GlossaryCapital expenditure

Capital expenditure

Also known as: capex, capital spending, capital investment

Capital expenditure is the cash a company spends acquiring, constructing, or improving long-lived tangible and intangible assets that will generate economic benefit over multiple future periods. It appears as a cash outflow in the investing section of the cash flow statement because it represents an investment in the productive capacity of the business rather than a cost of current operations.

Unlike operating expenses which are fully recognised on the income statement in the period incurred, capital expenditure is capitalised on the balance sheet as an addition to property plant and equipment or intangible assets and then expensed gradually over the useful life of the asset through depreciation and amortisation. This creates a timing difference between when cash leaves the business and when the income statement reflects the cost.

The distinction between maintenance capital expenditure and growth capital expenditure is analytically important but never disclosed separately in financial statements, requiring analysts to estimate the split. Maintenance capital expenditure is the spending required simply to preserve the existing productive capacity and earning power of the asset base, the economic equivalent of depreciation in cash terms. Growth capital expenditure is incremental spending that expands capacity and is expected to generate future revenue above and beyond what the existing asset base already produces.

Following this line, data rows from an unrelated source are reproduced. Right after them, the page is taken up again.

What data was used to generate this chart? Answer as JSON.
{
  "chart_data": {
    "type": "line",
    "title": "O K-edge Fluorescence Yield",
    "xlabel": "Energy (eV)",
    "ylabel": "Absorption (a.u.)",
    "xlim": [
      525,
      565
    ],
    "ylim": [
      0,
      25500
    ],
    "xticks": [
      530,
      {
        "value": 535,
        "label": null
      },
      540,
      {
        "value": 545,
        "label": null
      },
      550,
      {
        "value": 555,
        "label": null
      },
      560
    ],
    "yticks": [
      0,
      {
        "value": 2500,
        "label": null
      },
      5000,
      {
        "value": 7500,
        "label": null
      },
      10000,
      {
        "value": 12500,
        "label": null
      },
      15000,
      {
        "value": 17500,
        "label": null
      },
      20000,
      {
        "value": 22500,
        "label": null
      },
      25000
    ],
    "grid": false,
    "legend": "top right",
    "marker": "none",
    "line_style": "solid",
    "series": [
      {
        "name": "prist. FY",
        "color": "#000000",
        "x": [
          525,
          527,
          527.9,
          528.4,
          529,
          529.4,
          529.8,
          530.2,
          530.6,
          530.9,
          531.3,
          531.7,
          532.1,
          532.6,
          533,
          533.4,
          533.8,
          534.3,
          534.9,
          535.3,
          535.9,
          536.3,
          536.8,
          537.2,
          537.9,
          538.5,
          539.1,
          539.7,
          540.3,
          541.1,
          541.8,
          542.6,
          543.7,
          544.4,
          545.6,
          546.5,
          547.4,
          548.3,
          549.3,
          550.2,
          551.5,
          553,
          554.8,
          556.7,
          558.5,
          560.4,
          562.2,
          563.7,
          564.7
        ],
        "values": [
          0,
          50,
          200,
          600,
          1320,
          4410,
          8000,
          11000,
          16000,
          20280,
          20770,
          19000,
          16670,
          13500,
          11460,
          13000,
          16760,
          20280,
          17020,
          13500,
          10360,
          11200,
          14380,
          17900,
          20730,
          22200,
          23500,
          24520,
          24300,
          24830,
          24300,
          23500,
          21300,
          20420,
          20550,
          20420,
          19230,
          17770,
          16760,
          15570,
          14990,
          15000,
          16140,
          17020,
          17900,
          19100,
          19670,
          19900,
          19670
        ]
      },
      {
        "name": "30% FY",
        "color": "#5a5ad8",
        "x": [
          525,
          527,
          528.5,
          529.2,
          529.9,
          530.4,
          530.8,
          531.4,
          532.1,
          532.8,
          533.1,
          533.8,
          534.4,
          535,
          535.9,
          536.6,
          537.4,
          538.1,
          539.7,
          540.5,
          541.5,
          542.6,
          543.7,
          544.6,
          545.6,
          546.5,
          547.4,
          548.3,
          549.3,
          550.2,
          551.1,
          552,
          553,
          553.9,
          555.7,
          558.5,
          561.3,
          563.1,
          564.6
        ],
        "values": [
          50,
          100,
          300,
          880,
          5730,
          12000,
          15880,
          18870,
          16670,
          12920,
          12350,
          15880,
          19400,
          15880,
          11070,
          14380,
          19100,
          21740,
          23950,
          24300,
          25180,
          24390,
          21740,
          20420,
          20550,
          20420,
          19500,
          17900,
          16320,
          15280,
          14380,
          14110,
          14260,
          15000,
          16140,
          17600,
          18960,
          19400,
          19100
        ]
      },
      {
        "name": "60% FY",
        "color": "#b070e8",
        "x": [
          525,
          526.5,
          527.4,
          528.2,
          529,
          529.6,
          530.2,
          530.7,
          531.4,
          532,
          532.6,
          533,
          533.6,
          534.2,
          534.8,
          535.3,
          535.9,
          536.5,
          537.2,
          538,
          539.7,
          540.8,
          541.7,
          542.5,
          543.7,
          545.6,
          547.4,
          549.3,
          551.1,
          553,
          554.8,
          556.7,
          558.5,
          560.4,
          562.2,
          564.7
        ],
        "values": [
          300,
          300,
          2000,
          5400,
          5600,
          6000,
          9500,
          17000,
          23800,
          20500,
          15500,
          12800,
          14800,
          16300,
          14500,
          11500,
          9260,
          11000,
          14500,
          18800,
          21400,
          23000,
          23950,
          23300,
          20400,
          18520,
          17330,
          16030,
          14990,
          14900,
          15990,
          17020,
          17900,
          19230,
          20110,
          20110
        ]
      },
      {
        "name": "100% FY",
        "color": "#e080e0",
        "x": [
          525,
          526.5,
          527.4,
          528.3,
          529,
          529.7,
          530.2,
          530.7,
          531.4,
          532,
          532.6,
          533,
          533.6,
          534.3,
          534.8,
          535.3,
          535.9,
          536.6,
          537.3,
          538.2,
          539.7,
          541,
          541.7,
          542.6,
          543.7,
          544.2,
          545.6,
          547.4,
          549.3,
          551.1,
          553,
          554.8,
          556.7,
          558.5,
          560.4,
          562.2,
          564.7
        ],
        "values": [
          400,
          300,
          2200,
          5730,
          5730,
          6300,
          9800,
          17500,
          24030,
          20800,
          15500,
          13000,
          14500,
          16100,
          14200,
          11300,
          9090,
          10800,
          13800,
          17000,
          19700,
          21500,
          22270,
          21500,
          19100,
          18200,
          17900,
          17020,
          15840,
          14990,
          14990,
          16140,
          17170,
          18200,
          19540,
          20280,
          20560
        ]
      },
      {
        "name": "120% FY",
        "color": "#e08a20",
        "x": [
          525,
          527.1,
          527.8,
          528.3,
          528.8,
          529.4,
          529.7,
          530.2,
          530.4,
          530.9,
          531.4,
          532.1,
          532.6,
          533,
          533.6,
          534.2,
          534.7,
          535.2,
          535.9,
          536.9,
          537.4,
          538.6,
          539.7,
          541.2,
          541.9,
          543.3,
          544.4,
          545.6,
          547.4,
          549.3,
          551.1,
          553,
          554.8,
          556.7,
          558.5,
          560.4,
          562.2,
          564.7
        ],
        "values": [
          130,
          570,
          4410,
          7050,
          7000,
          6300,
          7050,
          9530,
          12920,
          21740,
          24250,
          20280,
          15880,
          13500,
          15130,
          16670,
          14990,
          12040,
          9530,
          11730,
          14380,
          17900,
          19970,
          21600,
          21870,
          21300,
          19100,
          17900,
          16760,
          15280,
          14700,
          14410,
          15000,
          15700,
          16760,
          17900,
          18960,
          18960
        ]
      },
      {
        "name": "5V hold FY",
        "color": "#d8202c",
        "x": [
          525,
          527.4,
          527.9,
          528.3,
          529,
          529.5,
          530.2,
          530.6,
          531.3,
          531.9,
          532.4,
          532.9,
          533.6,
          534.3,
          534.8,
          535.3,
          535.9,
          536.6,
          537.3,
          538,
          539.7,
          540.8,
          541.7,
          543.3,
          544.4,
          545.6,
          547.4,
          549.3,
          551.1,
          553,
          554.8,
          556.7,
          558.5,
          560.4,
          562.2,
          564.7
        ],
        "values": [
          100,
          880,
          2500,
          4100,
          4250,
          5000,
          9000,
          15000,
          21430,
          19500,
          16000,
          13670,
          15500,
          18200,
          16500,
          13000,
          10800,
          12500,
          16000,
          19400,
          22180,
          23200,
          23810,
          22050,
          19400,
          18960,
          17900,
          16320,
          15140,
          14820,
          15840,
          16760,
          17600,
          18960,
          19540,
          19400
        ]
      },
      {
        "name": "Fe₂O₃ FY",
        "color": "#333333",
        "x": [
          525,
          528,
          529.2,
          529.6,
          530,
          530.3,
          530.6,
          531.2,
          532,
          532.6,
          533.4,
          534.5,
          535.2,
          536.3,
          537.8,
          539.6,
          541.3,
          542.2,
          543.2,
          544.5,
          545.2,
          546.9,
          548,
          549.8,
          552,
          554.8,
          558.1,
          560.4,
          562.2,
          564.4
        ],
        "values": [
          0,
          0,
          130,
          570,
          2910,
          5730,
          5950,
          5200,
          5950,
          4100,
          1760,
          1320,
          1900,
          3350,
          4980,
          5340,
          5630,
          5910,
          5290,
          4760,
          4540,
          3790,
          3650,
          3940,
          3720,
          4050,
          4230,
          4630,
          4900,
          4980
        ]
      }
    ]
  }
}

This distinction matters enormously for free cash flow analysis. Only maintenance capital expenditure is a true recurring cost of sustaining the business. Growth capital expenditure is a discretionary investment that could in theory be curtailed without immediately impairing current earnings, though doing so would sacrifice future growth.

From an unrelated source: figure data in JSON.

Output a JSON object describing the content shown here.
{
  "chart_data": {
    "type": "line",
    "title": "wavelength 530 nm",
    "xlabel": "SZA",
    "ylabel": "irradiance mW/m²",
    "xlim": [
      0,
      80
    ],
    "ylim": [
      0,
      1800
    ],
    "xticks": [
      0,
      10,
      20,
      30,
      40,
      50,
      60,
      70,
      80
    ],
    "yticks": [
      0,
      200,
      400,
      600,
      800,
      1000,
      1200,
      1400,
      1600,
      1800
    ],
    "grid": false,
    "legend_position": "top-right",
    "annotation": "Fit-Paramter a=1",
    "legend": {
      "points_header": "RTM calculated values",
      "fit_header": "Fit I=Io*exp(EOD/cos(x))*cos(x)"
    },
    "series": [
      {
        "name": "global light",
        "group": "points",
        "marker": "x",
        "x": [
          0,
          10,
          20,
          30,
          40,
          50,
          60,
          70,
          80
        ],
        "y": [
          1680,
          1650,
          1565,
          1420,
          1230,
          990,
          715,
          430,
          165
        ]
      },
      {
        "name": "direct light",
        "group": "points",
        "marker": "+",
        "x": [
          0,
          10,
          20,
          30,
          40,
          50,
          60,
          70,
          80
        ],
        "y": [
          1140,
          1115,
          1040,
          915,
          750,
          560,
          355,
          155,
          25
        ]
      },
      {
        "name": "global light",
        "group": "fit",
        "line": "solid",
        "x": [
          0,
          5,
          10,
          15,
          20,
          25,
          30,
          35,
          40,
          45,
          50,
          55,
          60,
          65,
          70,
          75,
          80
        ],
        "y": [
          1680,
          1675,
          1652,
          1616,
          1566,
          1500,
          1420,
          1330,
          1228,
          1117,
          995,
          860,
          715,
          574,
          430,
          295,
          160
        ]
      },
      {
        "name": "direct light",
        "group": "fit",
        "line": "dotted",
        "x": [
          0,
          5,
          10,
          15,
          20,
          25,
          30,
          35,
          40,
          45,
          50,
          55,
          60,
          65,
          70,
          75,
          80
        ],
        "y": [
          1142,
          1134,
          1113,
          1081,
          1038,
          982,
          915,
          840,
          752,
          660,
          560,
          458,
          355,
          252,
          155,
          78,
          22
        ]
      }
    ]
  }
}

The relationship between capital expenditure and depreciation is one of the most watched ratios in capital-intensive industries. Capital expenditure running consistently below depreciation suggests a company is harvesting its asset base and underinvesting in its productive capacity, flattering near-term free cash flow at the expense of future competitiveness. Capital expenditure running well above depreciation signals an expansion phase where current cash generation is being reinvested to build future earning power.

In asset-light businesses such as software and professional services capital expenditure is minimal relative to revenue. This is precisely why these business models generate such high free cash flow margins and command premium valuations relative to capital-intensive peers.